Flexible, transparent and conductive wearable electronic skin based on 2D titanium carbide (MXene) ink

Abstract

Flexible and transparent conductors are essentially required in epidermal wearable devices such as electronic-skins (E-skins) that facilitate human interaction and biofeedback. However, due to the “trade-off” effect between high electrical conductivity and optical transparency, it is difficult to obtain transparent E-skins with high electrical conductivity. Furthermore, traditional transparent conductor is bulky and brittle which is not suitable for flexible and wearable applications. Herein, ultrathin two-dimensional (2D) titanium carbide (MXene) nanosheets with metallic conductivity, hydrophilic surface and excellent mechanical flexibility was proposed as a novel high-performance transparent conductor, which was further developed as wearable E-skins.
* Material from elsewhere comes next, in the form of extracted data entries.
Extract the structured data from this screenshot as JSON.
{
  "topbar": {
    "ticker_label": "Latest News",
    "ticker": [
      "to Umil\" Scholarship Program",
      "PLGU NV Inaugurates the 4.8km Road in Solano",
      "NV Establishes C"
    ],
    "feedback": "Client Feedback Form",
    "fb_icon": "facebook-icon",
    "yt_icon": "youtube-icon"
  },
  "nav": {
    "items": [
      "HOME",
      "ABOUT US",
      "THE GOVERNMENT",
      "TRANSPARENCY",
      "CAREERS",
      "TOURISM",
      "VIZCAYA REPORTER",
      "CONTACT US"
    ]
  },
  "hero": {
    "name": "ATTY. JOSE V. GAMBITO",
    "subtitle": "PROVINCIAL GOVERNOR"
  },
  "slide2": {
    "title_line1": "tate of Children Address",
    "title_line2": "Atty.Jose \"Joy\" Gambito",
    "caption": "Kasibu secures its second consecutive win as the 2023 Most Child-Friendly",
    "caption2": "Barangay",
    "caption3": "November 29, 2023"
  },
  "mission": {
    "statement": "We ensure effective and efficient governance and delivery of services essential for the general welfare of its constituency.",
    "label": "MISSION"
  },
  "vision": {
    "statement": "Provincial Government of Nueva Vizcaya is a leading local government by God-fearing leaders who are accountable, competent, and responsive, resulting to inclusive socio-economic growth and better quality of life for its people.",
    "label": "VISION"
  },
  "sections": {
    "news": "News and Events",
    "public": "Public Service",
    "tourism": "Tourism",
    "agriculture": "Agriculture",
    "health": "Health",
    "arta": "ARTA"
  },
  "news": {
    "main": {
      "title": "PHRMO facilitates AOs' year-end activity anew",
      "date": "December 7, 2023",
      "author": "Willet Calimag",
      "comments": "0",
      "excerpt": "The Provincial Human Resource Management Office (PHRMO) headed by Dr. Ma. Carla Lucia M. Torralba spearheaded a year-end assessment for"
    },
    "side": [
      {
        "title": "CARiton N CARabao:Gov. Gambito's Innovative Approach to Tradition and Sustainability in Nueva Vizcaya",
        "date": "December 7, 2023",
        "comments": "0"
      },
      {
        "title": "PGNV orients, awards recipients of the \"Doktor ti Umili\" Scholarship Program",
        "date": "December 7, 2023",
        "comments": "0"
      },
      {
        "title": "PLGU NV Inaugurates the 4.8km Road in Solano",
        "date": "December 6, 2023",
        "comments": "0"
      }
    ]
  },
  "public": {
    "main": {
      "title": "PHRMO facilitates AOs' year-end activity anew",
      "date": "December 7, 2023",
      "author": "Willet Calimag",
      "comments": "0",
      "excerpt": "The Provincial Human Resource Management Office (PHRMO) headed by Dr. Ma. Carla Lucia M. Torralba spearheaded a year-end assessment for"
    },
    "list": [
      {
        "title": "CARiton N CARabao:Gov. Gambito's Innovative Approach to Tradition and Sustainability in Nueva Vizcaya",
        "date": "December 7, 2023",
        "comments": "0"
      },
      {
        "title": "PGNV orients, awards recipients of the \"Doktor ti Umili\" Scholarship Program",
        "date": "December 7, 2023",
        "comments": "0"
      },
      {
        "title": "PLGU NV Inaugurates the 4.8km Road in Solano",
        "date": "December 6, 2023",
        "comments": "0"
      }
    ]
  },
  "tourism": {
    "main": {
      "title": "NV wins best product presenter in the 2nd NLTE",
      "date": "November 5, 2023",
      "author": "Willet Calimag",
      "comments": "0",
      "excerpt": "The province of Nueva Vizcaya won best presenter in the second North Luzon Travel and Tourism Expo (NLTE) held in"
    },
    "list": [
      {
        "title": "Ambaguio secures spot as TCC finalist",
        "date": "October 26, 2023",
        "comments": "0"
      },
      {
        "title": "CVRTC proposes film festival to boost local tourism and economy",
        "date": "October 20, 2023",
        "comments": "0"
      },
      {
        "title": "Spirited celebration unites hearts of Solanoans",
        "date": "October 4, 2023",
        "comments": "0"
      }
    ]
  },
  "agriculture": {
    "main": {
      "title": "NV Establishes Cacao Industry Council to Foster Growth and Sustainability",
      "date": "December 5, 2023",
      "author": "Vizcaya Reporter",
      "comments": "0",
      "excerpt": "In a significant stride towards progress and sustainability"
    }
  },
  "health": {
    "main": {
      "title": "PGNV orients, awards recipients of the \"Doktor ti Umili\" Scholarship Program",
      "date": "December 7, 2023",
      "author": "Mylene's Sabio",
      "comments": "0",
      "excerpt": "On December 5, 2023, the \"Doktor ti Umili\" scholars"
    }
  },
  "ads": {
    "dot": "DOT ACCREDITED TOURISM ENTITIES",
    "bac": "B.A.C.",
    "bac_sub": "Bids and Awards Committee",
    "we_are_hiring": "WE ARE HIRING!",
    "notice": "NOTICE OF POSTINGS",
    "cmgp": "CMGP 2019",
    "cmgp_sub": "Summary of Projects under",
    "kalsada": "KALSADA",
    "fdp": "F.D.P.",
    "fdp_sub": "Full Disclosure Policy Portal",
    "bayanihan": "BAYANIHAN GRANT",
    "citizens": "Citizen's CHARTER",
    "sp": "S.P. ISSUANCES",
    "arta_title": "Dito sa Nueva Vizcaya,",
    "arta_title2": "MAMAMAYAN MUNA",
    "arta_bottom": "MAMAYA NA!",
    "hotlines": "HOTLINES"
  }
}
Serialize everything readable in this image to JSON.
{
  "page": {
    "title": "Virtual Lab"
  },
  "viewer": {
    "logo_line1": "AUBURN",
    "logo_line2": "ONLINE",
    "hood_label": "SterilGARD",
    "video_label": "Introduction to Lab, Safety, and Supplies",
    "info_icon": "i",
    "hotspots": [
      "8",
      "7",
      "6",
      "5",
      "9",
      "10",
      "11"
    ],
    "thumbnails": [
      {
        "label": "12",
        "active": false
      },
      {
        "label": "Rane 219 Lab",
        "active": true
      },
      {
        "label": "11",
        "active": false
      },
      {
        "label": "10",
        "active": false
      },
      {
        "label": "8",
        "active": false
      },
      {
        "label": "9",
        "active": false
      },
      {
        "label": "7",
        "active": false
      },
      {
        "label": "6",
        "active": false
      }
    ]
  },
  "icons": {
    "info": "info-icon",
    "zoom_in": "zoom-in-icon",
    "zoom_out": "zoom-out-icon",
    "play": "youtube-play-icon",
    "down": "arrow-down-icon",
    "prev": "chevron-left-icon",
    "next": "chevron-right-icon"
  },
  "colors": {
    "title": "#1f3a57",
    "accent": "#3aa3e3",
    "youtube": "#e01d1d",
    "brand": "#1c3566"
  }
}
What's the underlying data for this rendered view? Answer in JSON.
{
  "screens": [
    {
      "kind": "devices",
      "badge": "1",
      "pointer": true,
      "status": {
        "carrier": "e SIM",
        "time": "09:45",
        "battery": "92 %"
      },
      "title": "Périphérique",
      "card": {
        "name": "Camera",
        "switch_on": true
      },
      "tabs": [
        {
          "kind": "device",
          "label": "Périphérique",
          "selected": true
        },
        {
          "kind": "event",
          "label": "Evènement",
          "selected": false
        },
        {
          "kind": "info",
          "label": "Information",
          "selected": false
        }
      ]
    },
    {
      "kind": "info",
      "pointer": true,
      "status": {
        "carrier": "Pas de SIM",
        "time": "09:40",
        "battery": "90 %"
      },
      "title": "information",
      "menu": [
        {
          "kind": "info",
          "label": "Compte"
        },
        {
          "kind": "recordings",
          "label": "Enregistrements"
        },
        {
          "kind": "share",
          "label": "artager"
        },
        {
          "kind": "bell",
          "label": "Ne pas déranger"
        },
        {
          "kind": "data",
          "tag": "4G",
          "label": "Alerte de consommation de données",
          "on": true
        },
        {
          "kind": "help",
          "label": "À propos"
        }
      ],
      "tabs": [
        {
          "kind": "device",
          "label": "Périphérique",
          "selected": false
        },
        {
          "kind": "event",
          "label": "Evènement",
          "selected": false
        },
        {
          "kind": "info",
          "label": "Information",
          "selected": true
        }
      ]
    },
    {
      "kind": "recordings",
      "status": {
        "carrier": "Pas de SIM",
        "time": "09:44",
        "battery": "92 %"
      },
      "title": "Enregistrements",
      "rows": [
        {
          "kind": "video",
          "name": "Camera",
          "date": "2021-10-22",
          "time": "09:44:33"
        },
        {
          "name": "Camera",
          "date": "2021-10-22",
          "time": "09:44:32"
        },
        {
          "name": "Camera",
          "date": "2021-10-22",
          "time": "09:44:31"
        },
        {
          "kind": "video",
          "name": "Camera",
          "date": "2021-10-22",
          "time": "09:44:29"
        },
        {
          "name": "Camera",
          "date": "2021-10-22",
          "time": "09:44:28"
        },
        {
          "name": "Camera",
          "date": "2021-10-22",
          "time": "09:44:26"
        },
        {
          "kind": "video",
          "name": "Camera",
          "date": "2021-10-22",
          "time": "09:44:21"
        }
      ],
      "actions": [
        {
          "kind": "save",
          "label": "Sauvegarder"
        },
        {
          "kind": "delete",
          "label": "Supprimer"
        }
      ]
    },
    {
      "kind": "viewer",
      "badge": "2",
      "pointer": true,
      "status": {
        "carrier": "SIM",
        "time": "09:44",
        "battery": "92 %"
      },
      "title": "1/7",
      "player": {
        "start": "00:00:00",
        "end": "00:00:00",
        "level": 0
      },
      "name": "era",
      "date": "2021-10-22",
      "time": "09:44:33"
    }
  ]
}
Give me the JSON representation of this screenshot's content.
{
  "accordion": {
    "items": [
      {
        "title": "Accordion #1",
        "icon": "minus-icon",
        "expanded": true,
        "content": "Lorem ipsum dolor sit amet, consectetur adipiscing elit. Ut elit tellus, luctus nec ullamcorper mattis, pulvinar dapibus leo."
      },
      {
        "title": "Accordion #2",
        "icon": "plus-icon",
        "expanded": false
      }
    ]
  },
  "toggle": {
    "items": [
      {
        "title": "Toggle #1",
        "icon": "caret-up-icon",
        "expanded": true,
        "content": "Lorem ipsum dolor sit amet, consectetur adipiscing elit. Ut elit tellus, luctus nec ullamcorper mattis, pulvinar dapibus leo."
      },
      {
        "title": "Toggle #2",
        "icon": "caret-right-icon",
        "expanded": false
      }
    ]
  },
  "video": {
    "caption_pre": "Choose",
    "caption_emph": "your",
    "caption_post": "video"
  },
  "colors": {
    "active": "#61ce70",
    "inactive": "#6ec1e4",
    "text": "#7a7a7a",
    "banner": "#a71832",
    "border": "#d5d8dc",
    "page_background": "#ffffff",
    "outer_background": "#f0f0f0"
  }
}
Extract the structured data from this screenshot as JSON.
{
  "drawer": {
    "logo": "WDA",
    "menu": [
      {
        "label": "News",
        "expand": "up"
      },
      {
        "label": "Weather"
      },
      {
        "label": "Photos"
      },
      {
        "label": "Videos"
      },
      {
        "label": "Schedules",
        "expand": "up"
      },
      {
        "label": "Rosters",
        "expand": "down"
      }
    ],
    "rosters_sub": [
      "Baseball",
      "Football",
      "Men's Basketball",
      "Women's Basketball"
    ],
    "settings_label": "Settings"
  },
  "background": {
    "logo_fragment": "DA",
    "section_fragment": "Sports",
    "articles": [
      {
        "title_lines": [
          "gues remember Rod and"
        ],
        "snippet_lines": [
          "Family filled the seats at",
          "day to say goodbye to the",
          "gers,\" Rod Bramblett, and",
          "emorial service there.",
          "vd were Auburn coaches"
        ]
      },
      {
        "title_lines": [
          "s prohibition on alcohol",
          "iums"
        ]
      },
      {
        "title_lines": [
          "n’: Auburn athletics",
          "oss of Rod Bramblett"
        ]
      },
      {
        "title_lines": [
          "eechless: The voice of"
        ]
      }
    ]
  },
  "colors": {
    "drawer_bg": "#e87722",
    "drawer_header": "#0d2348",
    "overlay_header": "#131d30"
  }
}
Solution-processable MXene conductive ink was obtained by facilely etching Al from MAX phase for large-scale spray coating to obtain flexible transparent conductors. The flexible, transparent, and conductive MXene-based electrodes own a sheet resistance as low as 200 Ω/sq, while with high optical transparency of 60% @550 nm, which is sufficient for the applications of E-skins. Moreover, the transparent MXene-based soft E-skins also exhibits outstanding mechanical flexibility which could maintain its high opto-electrical performance even after 1000 cyclic bending tests. In addition, the robust flexible transparent MXene-based E-skins also could accurately identify the movements of human body including approaching, touching and pressing, which is essentially required in various application scenarios such as human-machine interactions, touch panels and healthcare sensors. The solution-processable flexible, transparent and conductive MXene-based E-skins holds tremendous potential in emerging wearable applications.